There are lots of great things about growing up in America. But there is one tough one that I’ve been reflecting on: our culture likes to ascribe our identity and our worth based on what our job is and how much money it comes with. One of the problems with this is that there are many people who create things or do things in our society that are extremely valuable, but our culture does not value them. Say, for instance, painting or making music or protecting the environment or raising a child.
A second problem is that what our society ascribes monetary value to now is based on what it values at this moment in time, for example volume of output and efficiency. Those of us creating work for the future–a future where we will need to bring manufacturing closer to home, or need to be more careful about using natural resources–will struggle a heck of a lot while the things that our culture values catch up with our vision.
The third problem is that many of us will get stuck in the trap of looking to our culture to find our worth: those of us who are creating visions that belong to our future will feel that we aren’t valuable. The result is beautiful, creative visionaries who think that they don’t have value and that’s a problem. We need them to wake up everyday and build the future, unfettered by their own self-doubt.
This is not a new problem. Take, for instance, Madeleine Vionnet, the woman who invented bias cut clothing designs. Before she had her own fashion house she worked at a fashion house where the sellers refused to sell her work when it looked different from other fashions of the time. They said nobody wanted to buy it. It was too different. Yet overtime she became one of the most famous dressmakers of all time, an extremely innovative and influential designer whose mark on fashion is still alive with us today.
But how the heck did she hang in there in the meantime? How did she have faith that she was on the right track, that she shouldn’t just give up because no one wanted what she was passionate about?
How have the creative, impactful innovators stuck with it through all the naysayers, all the periods of broke-ass living, and found the faith to keep going with it in spite of what a weirdo they were compared to their peers.
How do we reclaim our value from our culture?
Well, unfortunately Madeleine Vionnet cannot answer for us because her time has passed, but I thought I would drum up a list of ideas here to help us encourage each other.
Find your community
Maybe the big spenders aren’t dropping serious coin on your work (yet!) but I bet there is a community out there who loves to jam with you on niche innovators in sewing or a novel design detail you’ve come up with or a set of chords you’re experimenting with. Your community exists in real life and online. Build it up and make sure you see them regularly. They will feed you when your creative job isn’t.
Meditate
Are you tired of hearing about this one yet? Nonetheless, meditation helps us separate the thoughts we’ve imported from who we are. It is really important to help us separate our actual, precious value to each other and the world, from all the crap society has told us about what it takes to be valuable. Hint: It does not include owning a smart watch!

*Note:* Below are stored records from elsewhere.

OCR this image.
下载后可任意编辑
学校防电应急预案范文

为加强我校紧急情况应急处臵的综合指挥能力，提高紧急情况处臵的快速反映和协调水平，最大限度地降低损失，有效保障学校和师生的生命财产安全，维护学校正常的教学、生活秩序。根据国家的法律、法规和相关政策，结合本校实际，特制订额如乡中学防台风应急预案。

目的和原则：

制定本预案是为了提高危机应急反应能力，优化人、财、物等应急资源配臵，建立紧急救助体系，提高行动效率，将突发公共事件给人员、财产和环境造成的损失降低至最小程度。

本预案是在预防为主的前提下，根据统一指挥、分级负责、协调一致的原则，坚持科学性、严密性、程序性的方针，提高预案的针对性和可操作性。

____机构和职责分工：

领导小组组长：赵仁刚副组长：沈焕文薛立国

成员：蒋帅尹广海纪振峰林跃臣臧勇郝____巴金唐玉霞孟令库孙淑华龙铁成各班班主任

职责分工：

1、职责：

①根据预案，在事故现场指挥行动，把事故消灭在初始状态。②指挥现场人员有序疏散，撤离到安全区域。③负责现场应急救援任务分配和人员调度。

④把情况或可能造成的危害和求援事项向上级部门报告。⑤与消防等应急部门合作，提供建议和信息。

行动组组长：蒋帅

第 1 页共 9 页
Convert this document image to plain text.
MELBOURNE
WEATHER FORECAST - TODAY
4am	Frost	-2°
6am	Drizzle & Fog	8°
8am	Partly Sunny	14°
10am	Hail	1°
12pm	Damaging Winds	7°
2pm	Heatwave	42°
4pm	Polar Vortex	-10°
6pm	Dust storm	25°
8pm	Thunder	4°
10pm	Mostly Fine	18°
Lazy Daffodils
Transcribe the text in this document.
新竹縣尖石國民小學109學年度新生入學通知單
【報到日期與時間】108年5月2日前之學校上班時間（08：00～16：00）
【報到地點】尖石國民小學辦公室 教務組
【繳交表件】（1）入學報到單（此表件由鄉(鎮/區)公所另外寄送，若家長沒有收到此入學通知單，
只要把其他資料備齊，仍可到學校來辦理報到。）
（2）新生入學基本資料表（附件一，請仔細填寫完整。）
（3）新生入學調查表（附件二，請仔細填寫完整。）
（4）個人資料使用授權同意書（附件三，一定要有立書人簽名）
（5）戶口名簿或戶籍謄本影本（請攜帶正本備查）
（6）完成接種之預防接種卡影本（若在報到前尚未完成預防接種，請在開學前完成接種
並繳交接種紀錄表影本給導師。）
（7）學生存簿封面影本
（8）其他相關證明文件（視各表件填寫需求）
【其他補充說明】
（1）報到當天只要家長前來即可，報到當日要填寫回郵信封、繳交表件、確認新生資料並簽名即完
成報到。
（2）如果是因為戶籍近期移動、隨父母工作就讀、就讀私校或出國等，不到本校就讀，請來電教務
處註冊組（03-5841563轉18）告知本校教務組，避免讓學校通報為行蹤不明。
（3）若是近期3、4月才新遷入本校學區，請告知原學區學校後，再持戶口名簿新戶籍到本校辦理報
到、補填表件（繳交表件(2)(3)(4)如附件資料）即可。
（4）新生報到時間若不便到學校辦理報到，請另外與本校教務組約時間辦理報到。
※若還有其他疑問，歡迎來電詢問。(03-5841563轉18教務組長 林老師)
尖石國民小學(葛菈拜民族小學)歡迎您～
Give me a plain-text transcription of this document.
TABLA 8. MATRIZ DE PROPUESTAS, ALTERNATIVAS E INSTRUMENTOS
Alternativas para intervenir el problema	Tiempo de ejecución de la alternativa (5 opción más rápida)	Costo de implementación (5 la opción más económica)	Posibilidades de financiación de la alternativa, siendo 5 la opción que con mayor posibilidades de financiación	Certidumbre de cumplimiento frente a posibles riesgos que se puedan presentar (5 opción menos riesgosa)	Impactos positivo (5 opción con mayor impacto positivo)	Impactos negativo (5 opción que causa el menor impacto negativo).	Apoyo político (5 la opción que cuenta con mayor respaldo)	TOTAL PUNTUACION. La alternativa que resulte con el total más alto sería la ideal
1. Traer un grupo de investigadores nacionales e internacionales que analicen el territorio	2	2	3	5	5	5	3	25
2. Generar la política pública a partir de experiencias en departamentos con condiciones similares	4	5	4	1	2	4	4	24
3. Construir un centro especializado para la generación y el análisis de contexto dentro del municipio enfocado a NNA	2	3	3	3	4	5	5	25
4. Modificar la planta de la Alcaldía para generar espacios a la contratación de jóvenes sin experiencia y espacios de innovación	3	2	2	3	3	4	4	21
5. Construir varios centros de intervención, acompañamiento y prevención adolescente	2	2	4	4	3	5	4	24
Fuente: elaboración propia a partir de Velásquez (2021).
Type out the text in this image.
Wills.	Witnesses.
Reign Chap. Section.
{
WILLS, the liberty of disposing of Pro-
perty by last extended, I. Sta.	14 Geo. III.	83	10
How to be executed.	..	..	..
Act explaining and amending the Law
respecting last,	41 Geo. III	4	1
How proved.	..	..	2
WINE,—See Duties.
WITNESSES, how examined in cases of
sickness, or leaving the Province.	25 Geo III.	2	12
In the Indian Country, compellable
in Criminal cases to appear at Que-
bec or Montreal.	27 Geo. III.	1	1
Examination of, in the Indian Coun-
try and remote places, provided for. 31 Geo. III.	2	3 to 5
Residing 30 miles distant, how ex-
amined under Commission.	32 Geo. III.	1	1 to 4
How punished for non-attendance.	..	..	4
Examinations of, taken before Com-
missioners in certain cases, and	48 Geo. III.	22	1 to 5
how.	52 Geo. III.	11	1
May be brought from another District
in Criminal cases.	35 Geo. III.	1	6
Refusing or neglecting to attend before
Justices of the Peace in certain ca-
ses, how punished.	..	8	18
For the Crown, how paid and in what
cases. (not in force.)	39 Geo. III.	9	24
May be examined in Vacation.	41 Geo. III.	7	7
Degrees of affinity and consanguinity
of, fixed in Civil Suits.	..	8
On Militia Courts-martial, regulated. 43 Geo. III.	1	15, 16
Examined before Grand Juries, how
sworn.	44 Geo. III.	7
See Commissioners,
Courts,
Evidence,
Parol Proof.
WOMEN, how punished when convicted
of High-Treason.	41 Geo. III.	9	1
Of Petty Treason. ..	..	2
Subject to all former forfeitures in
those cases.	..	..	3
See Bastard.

Be vigilant about rejecting the idea that your value is tied to how you earn $$
As American creatives we have to be super-vigilant about rejecting ideas about our self-worth derived from what we are currently doing to pay bills. Notice when you judge yourself and judge others and start letting it go. My favorite composer, Philip Glass, was a plumber even when he was getting written up in the New York Times. Nobody can convince me that this man is not valuable. (More on this next week when I talk about the different types of value you can get from your job.)
BUT take the money you spend seriously as a way of ascribing value to businesses, creatives, causes.
Though we could stand to take less seriously how our identity relates to how we earn money, how we spend money is something to be taken seriously. Do you like the world Amazon is building? How about that artist or gardening store in your community? When you give them money, you give them power. Yep, that’s the world we live in. This is not a call for perfection, just a reminder to be mindful of the impact you’re having with every $4 latte or $25 shirt. You give them your money, you give them that much more power to impact the world we live in.
The work itself–so alive and exciting that it has it’s own energy
I am increasingly wondering about this one. We keep working, in spite of the struggle, or the fact that there is no clear payoff on our horizon or big moment when we are going to get “discovered” because the work itself pushes and pulls us forward. We are in such a wild love affair with it that we have no choice but to continue traveling the road.
What do you think? Other ideas? I LOVE your comments. Pls share in comments below! We need all the help we can get!
This is absolutely brilliant Reid. So well put. So timely for me personally to read.
Really good to hear. Got to bring this stuff out in the open because I suspect it is having a huge impact on a lot of us. Go fight win.